River group supports state funding

May 20, 2022 BY

Increasing inflow: Cameron Steele, coordinator of People for a Living Moorabool, said the Moorabool is in desperate need of support. Photo: TIM BOTTAMS

MOORABOOL River advocacy group People for a Living Moorabool have responded to a funding announcement in the 2022/23 State budget that will go towards supporting the waterway.

PALM’s coordinator Cameron Steele said the backing is “heartening” and will allow pressure to be lifted from the Moorabool, currently regarded as Victoria’s most flow-stressed river.

“It’s certainly not all the answers we need for the river, but hopefully that will come when Geelong and Ballarat go towards a manufactured water source,” he said.

“Whether that means a recyclable alternative or desalination, it will allow pressure to come off the Moorabool, so we hope this is a good first step to recovering the river.

“There’s no doubt it’s currently dying. The water assessment report showed a 20 per cent less inflow over 15 years.

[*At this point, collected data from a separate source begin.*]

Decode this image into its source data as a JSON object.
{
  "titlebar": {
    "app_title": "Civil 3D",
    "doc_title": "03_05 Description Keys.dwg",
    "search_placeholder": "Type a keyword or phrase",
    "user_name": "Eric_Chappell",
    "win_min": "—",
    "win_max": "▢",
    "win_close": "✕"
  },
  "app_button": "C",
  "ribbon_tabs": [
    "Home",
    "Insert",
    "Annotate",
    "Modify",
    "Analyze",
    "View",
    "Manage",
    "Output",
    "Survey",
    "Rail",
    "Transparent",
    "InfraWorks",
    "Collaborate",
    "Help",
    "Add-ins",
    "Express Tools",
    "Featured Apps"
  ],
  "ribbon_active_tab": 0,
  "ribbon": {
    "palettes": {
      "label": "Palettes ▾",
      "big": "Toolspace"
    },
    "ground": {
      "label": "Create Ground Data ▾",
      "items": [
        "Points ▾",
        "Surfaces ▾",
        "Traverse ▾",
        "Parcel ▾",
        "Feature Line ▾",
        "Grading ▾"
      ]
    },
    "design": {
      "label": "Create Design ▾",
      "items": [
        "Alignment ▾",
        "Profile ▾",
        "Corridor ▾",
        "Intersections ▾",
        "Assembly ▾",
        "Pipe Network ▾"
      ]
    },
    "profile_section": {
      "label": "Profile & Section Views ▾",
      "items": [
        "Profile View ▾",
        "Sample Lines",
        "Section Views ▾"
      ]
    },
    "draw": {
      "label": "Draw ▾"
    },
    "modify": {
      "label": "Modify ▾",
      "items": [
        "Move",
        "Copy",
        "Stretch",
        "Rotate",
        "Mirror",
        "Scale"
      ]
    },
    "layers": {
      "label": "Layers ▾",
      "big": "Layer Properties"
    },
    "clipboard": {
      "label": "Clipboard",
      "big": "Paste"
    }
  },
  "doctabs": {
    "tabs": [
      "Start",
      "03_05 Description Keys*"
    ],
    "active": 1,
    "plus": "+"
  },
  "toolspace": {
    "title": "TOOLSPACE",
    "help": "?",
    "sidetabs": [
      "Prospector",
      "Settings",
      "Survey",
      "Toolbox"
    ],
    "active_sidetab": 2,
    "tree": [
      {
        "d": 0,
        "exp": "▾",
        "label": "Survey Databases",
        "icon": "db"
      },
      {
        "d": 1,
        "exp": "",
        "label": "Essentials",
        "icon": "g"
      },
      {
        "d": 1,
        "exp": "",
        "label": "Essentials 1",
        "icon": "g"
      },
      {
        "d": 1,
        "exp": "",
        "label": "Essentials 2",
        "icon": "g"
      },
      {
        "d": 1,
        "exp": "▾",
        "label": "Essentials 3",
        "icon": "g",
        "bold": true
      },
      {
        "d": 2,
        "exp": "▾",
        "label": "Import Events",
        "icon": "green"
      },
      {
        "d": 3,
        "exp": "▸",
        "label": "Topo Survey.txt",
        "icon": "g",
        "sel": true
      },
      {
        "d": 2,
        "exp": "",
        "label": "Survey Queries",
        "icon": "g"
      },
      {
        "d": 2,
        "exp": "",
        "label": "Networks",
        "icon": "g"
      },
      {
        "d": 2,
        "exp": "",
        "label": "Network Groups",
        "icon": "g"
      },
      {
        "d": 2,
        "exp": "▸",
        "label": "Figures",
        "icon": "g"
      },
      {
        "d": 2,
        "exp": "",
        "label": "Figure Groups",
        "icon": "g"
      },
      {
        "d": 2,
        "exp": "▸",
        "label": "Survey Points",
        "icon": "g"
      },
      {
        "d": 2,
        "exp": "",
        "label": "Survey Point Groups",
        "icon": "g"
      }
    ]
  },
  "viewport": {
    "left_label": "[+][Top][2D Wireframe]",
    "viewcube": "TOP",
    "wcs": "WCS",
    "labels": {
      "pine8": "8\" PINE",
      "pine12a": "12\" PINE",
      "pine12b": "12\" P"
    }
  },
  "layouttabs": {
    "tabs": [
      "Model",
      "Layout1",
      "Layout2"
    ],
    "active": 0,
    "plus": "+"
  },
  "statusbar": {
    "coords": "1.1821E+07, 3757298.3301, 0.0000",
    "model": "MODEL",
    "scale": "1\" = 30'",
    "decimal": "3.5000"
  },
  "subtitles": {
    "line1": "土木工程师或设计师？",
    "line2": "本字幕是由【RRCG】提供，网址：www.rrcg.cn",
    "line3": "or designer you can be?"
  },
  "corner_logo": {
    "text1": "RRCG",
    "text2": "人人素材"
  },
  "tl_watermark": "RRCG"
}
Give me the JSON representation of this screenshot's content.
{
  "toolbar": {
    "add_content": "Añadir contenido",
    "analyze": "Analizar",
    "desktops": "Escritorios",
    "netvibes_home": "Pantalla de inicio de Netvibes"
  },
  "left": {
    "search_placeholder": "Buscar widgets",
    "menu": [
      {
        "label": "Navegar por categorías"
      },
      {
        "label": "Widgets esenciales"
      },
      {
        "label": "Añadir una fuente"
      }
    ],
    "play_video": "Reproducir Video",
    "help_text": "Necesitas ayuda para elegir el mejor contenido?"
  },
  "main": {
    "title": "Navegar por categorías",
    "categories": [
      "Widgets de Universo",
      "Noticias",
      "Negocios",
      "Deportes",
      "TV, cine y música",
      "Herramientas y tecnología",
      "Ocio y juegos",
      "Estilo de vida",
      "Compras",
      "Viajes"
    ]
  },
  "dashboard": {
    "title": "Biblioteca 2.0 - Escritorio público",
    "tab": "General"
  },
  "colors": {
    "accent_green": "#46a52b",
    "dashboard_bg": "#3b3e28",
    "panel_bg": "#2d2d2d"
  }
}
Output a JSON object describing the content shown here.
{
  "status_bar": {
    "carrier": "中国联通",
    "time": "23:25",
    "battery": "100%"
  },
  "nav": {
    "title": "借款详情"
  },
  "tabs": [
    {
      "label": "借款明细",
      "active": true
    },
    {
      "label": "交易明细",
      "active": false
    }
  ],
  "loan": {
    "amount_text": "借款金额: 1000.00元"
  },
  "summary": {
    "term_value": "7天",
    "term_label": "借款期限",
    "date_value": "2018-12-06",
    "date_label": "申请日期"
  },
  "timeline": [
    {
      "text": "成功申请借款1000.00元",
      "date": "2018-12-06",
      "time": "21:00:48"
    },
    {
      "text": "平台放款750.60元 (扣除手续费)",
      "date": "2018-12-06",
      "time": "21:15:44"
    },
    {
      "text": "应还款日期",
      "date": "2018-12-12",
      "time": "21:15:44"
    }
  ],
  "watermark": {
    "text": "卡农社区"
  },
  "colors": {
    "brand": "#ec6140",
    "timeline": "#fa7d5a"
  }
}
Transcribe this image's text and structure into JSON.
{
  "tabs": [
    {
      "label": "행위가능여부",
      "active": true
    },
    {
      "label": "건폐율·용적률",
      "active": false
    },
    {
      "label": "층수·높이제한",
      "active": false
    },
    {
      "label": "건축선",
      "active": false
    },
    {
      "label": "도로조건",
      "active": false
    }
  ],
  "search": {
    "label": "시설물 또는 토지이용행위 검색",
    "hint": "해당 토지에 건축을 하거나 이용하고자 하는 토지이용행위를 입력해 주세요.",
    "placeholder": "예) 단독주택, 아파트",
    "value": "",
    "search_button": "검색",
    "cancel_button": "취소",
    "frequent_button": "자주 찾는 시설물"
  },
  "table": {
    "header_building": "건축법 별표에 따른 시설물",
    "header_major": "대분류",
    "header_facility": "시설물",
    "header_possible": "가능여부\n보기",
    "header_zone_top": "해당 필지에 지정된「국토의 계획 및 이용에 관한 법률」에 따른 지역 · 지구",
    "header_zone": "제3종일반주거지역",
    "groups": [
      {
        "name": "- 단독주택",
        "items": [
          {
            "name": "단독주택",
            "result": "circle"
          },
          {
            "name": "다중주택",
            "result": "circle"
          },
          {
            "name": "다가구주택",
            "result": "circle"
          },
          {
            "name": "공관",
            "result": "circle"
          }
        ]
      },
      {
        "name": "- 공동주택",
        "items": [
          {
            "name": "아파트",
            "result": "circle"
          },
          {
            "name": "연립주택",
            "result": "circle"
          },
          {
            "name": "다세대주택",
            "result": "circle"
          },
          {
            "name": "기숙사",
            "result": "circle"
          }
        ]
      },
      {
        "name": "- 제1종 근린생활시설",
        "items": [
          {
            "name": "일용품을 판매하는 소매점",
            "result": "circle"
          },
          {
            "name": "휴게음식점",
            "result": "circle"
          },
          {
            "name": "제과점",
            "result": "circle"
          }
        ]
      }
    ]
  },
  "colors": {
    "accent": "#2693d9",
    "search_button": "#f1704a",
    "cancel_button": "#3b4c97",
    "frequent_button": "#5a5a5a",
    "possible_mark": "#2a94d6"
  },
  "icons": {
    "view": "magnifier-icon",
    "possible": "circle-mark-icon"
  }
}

Fish are depopulating in some parts, and vegetation’s still encroaching onto it because of the lack of flow.”

The Moorabool River is just one of the waterways that will be supported as part of $30 million allocated for the draft Central and Gippsland Region Sustainable Water Strategy, which aims to support rivers and catchments across the State.

A further $26.6 million is pencilled in for the strategy next financial year, and Mr Steele said the group has been involved in the document’s drafting for about three years.

“Of course, we’ve been asking for more environmental flows, and there’s an indication that our requests will make its way into the document,” he said.

“We’re hoping once the draft goes through that it’ll help claw back some of the Moorabool’s water that’s been taken out of it with an upgrade to the Melbourne to Geelong pipeline.

“We’ll be very critical if we think it’s fallen short.”

Mr Steele said the Moorabool has been “dammed to death” along the northern regions and that 400,000 megalitres would be required to properly fill the river to accommodate for the region’s growing population.

“What it really needs is more water, and it needs that water left in it. You turn a tap on, and a lot of that water comes from rivers like this so we need to make sure we can continue to provide for it,” he said.